Tuesday, March 2, 2021

The Morning: The future of voting rights

It heads to the Supreme Court today.

Good morning. The struggle over voting rights heads to the Supreme Court.

A “souls to the polls” march in Miami in November.Rebecca Blackwell/Associated Press

How hard should voting be?

In dozens of states, the Republican Party has responded to Donald Trump’s defeat by trying to change election laws, often to make voting more difficult.

The Democratic Party is struggling to figure out how to respond.

And voting-right experts are worried that the result could be the biggest rollback of Americans’ voting rights since the demise of Reconstruction in the 19th century.

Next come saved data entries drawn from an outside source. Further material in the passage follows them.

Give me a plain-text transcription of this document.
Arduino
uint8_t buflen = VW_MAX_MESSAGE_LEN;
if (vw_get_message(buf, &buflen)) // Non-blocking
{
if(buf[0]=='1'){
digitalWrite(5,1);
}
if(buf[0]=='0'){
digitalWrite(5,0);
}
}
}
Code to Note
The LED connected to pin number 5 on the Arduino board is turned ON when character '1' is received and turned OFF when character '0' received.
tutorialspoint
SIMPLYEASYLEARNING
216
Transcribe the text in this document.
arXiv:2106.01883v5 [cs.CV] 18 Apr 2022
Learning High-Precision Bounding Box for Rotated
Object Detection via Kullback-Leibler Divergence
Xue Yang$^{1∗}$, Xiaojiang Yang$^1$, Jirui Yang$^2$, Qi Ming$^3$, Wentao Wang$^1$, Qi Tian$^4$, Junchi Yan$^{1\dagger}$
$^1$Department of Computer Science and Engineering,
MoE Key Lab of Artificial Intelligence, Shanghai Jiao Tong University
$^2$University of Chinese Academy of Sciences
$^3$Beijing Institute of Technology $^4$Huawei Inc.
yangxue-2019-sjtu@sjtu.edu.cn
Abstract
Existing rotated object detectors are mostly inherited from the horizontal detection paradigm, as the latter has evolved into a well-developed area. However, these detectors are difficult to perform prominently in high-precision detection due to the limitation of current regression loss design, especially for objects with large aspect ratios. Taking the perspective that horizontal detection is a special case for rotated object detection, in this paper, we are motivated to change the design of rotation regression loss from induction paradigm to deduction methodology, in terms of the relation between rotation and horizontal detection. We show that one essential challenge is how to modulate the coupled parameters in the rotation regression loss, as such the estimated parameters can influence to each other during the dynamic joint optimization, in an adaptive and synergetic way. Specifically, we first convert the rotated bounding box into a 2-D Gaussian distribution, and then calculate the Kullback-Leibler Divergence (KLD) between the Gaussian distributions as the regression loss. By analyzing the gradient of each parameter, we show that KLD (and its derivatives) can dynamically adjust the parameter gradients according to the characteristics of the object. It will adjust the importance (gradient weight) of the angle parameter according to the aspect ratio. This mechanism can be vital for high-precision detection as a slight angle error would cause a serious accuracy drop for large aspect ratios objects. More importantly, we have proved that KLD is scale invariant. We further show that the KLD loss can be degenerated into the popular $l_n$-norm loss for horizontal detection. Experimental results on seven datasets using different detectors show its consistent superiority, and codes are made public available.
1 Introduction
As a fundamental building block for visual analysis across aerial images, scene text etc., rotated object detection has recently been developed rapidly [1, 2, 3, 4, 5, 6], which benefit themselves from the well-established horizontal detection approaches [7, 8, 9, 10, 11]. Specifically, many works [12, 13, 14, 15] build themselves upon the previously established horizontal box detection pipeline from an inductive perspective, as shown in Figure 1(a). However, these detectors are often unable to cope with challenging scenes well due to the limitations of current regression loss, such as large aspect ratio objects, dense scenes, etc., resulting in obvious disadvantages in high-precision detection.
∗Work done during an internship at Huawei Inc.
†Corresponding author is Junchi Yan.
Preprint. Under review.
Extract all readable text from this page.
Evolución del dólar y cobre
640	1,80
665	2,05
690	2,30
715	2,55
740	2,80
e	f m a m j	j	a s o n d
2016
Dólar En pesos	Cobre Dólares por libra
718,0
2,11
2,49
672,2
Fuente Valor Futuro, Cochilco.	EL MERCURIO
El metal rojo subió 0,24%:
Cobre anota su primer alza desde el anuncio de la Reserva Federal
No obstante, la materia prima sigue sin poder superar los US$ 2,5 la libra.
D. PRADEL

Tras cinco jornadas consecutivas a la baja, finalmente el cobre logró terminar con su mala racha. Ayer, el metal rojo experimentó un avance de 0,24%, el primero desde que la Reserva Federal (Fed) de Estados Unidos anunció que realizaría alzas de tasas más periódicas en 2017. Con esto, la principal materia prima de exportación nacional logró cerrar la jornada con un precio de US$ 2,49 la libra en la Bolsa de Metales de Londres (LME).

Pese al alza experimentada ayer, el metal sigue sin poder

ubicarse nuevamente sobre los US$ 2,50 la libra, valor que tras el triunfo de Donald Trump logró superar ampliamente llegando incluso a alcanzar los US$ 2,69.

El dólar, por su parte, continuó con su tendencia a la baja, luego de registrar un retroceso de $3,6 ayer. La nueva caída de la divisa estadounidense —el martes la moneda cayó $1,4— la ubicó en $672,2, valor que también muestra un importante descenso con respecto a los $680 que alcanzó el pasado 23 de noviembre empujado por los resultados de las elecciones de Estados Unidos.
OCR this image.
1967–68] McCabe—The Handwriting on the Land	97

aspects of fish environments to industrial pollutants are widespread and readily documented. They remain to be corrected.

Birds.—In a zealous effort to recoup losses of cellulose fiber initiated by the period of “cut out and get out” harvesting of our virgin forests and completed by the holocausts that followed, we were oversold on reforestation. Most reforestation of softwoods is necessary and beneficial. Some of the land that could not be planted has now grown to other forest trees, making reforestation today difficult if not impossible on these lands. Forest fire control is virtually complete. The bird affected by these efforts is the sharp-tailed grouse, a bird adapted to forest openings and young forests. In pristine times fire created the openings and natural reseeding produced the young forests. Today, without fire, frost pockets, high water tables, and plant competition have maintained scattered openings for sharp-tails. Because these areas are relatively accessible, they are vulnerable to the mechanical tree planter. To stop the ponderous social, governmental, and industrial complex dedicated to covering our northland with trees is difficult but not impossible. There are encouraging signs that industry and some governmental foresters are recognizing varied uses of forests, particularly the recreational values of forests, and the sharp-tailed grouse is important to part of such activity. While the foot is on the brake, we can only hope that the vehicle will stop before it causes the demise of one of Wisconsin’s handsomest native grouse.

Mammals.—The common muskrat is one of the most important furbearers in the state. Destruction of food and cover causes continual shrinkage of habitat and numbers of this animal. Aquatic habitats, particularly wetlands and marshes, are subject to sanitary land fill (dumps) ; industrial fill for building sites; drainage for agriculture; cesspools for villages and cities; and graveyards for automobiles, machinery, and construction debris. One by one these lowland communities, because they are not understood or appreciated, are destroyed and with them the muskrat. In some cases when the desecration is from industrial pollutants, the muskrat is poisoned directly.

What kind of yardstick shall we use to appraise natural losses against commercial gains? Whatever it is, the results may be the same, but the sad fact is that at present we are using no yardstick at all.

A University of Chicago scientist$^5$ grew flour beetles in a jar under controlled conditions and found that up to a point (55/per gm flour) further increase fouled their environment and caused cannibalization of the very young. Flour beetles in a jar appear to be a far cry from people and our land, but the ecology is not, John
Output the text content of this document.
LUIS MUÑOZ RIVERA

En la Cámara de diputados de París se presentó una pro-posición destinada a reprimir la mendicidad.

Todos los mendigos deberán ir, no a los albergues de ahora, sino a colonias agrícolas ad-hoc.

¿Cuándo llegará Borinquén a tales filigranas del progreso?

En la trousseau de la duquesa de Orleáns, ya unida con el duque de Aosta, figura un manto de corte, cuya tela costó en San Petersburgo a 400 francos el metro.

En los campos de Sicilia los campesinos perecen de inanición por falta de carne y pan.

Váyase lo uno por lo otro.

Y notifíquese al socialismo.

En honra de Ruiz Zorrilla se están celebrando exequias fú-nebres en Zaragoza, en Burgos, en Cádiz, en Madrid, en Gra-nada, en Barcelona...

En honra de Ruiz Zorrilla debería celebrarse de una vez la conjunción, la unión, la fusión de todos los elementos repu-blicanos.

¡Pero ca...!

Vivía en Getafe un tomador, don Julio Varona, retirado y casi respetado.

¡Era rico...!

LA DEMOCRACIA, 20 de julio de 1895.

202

First, some background: Trump did not start this trend. For more than a decade, Republican politicians — often worried about their ability to win elections in a diversifying country — have tried to reduce voting access. But Trump’s defeat and his repeated claims about voter fraud (almost all of them false) have lent new energy to the effort.

Legislators in Georgia are pushing bills that would make it harder to register and harder to vote by mail. Arizona, Pennsylvania and several other states are also considering new restrictions on mail voting. The Brennan Center for Justice, a think tank in New York, has counted 253 bills across 43 states seeking to tighten voting rules, as The Times’s Michael Wines has noted.

It’s a reflection of a widespread belief among Republican officials that high voter turnout hurts their chances of winning elections. They may be wrong about that: As the Republican Party has become more working class, it has attracted many supporters who vote only occasionally.

Still, Republican candidates will probably benefit from any changes that disproportionately affect Black and Latino voters, like the elimination of automatic registration. “The restrictions we’re seeing are going to have a greater impact on the communities that have been most traditionally disadvantaged,” says Myrna Pérez, a voting rights expert at the Brennan Center.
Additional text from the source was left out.